The football fraternity was thrown into mourning when the news broke that the plane conveying Argentine striker, Emiliano Sala to his new club Cardiff City had gone missing.
As our hearts go out to the families of Sala and the pilot, we remember similar incidents that threw the soccer fraternity into mourning.
1. On the evening of November 28, 2016, LaMia Flight 2933, which had 77 people on board, including almost the entire first team and managerial staff of Chapecoense, a Brazilian football club, crashed as it approached Medellin, Colombia.
The plane ran out of fuel after the pilot skipped a refuelling stop. When they approached the airport, the pilot informed air traffic controllers that they needed to be granted priority landing because they had run out of fuel. Unfortunately, another plane with a fuel leakage problem had already been granted priority landing. So, they were asked to wait for seven minutes. Sadly, the plane went down some minutes later. There were six survivors including three players.
2. It was on the evening of April 27, 1993, the Zambian National Team known as the Copper Bullets were on their way to Dakar, Senegal to take on the Teranga Lions of Senegal in a U. S. A. 94 World Cup qualifier.

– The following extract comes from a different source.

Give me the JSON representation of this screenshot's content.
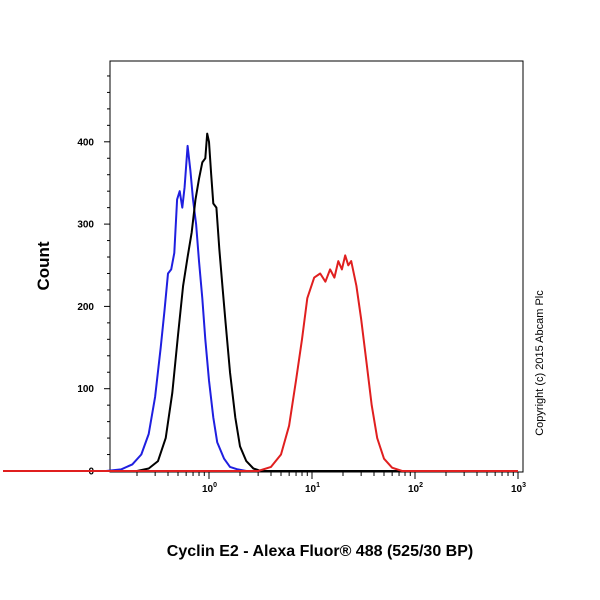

The plane was a DHC-5 Buffalo from the Zambian Air Force. There were 25 passengers and five crew members. They were scheduled to make three refuelling stopovers before they hit Dakar. After the first stop in Brazzaville, Congo, some engine problems were noted. Yet, the flight continued to Libreville, Gabon for the second refuelling. The third refuelling was to be done in Abidjan, Ivory Coast, but it never happened. As soon as they took off from Libreville, the left engine caught fire. The pilot wanted to shut down the engine on fire, but instead, shut down the right engine. The plane, having lost all power during the climb from the Libreville Airport, fell into the Atlantic Ocean. Some reports have it that the pilot’s error was due to fatigue while others claim that it was possible that the dashboard did not correctly signal which engine was on fire. There were no survivors.
3. Manchester United had eliminated the Red Stars of Belgrade on February 8, 1958, to advance to the semi-finals of the European Cup. On their way home, they stopped to refuel in Munich, Germany.
Their pilots, James Thain and Kenneth Rayment, made two failed attempts to take-off because of boost surging in the left engine. In order to meet their schedule, Captain Thain rejected an overnight stay in Munich. Meanwhile, snow had started falling, causing a layer of slush to form at the end of the runway. The third attempt at take-off saw the plane hit the slush, plough through a fence beyond the end of the runway, and the left wing was torn off after hitting a house. Out of the 44 persons on board, only 21 survived.